I grew up in a very civically engaged family, so public service is not new to me. My run for office is driven by a desire to get to the root causes of the social and economic disparities in this country. As a clinical social worker and behavioral therapist – though all of my clients are unique individuals – I’ve encountered consistent similarities in terms of lack of affordable housing, lack of access to quality education, intergenerational poverty, all of which affects mental health. I realized early in my social work career how policy decisions impact the day-to-day lives of my clients and their families, and I think that perspective is urgently needed on Council.
How has your past experience prepared you for Council?
I’ve spent my life as a coalition-builder. Finding support as a young black boy on the south side of Chicago, becoming a professional ballet dancer – that’s not the typical career path, so I often found I had to seek out folks to build alliances with and learn from. I recognize that sustainable change can only happen when folks work together for a common cause. Mobilizing and organizing different types of people toward a shared goal is a skill I developed as a young person and one I’ve intentionally honed throughout my life.

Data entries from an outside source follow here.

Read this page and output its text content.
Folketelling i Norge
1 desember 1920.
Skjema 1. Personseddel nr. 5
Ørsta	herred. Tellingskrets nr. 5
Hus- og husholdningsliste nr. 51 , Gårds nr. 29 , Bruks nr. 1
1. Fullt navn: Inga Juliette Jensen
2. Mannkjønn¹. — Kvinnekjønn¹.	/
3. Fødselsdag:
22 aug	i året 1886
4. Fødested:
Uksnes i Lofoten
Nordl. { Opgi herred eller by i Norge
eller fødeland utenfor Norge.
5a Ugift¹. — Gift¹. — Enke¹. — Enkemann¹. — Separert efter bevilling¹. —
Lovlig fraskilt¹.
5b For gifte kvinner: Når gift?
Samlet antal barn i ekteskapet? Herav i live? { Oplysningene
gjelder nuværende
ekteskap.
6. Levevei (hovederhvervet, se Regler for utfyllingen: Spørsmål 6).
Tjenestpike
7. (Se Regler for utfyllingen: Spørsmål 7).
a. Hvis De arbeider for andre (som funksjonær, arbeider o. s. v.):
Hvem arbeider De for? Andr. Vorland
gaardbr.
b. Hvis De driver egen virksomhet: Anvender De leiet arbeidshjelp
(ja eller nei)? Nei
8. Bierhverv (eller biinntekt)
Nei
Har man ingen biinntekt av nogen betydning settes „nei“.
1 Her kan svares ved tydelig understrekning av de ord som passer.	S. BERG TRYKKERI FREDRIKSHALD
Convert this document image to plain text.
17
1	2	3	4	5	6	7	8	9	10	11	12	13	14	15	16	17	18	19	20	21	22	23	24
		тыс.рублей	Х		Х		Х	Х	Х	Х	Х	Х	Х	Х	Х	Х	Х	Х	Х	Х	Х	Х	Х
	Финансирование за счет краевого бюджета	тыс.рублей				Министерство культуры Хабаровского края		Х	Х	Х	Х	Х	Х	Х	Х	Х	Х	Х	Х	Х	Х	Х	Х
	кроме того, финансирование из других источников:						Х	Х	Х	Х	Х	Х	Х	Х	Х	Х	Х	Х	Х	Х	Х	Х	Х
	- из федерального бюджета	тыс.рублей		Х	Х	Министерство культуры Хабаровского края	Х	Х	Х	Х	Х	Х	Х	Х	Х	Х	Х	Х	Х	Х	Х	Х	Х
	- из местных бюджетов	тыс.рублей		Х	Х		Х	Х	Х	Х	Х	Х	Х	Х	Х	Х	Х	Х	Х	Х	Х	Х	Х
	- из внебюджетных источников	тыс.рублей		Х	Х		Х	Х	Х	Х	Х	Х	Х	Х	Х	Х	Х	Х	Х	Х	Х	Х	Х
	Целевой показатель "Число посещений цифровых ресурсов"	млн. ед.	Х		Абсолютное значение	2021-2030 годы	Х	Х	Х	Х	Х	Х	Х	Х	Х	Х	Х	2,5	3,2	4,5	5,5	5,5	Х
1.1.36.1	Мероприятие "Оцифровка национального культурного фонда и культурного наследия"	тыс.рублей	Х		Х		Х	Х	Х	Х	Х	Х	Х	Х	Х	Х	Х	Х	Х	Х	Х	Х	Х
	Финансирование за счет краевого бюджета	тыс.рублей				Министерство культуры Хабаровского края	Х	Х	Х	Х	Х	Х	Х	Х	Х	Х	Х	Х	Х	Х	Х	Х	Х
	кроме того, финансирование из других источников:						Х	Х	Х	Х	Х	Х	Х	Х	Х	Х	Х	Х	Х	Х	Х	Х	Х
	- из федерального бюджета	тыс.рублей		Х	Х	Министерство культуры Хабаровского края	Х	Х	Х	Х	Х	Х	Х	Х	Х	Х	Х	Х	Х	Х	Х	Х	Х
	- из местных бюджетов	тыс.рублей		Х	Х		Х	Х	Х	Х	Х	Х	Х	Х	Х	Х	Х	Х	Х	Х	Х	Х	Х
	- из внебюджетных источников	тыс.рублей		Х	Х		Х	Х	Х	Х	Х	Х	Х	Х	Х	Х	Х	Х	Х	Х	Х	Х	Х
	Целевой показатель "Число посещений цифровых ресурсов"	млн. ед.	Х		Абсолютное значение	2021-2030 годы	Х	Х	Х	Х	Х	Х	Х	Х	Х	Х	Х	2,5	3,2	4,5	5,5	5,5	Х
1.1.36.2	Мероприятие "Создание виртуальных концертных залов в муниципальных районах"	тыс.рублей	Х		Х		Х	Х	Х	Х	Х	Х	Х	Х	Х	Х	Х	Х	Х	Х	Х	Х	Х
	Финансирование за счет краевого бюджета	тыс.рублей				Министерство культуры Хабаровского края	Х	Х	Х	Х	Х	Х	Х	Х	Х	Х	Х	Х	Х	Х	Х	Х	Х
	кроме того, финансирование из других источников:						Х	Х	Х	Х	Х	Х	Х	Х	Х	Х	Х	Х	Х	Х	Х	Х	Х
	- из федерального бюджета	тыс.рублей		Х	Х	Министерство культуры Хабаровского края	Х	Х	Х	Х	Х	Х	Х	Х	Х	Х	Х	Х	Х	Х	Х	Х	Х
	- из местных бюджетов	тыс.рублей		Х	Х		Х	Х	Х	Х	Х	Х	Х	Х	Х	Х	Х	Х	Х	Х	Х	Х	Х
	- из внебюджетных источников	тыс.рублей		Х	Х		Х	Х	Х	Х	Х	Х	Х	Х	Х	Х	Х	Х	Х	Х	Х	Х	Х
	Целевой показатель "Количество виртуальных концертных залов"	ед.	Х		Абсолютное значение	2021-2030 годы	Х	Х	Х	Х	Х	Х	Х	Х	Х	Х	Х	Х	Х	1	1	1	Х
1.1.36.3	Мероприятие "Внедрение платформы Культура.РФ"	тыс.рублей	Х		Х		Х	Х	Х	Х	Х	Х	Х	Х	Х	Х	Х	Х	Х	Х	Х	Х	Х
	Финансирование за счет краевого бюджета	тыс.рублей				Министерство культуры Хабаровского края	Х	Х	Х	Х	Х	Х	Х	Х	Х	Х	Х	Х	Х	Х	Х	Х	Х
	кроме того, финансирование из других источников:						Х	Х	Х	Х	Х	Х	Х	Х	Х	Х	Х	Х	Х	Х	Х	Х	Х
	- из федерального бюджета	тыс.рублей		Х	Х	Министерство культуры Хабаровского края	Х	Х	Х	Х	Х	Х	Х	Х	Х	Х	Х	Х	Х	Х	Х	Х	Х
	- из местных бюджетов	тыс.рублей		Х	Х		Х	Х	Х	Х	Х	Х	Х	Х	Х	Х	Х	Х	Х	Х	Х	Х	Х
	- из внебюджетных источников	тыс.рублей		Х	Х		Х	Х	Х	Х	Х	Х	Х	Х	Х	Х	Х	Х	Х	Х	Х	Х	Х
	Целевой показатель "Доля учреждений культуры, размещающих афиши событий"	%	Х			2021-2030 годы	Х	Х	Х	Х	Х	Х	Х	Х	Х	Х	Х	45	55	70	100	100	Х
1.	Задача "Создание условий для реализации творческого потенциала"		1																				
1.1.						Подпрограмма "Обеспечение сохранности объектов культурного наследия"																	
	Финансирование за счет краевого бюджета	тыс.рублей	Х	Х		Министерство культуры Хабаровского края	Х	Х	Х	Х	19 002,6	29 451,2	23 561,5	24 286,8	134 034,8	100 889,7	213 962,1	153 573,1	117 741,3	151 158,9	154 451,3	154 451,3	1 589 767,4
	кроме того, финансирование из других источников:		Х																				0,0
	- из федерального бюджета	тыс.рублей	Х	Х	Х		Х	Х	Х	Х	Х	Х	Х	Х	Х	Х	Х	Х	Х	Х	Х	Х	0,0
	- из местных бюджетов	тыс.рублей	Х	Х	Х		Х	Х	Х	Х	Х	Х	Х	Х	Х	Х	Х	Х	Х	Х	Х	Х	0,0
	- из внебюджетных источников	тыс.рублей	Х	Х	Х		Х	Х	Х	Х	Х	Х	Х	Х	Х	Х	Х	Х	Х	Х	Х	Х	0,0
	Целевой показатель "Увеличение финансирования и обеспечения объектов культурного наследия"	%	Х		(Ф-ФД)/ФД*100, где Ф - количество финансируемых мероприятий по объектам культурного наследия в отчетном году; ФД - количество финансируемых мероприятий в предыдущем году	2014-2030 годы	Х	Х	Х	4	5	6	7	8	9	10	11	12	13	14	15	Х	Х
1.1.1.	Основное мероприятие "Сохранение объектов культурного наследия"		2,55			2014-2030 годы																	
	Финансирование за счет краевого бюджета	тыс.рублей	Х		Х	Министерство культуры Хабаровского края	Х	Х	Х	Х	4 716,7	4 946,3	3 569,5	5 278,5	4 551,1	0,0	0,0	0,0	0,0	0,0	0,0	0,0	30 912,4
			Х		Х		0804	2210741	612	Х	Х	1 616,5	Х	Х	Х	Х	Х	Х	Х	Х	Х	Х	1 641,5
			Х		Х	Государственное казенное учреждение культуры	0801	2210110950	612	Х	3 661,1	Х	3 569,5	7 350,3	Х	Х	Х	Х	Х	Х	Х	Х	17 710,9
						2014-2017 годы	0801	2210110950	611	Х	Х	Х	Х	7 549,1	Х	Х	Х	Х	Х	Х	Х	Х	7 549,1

What are your policy priorities?
The way policies are written can be very disembodied from the actual lived experience of those policies. For example, some housing voucher programs will place people in neighborhoods with no access to transportation or jobs – so, yeah, they got the housing voucher, but they’re off a bus line and no one’s hiring nearby. How can you maintain housing under those circumstances? This is very concrete for someone like me who’s working directly with these communities and witnessing firsthand the effects of policy decisions, but for some elected officials, it is more abstract, so it can be difficult to anticipate unintended consequences when developing policy.
What does it mean to you to be out and running for office?
It means the world to me. I believe representation matters, especially for young folks. All types of people should be able to rise into leadership positions. My mother tells the story of when I was five years old; there was a boy in the neighborhood who’d ride up and down the block on his bike, and I told my mom that I wanted to marry him. I didn’t understand that was different – I just knew from Disney movies that if you felt this way about a person, you married them. Being openly gay has always been a major part of my life, and that confidence and pride in my sexual identity, coupled with the intersection of my race as a black man, will provide a lens of complexity to Council that is critically important to equity and inclusion in governance.
Ignite Action:
- Learn more about Reginald Harris’ bid for a seat on the Cincinnati City Council by visiting his Facebook page or website.
- Vote.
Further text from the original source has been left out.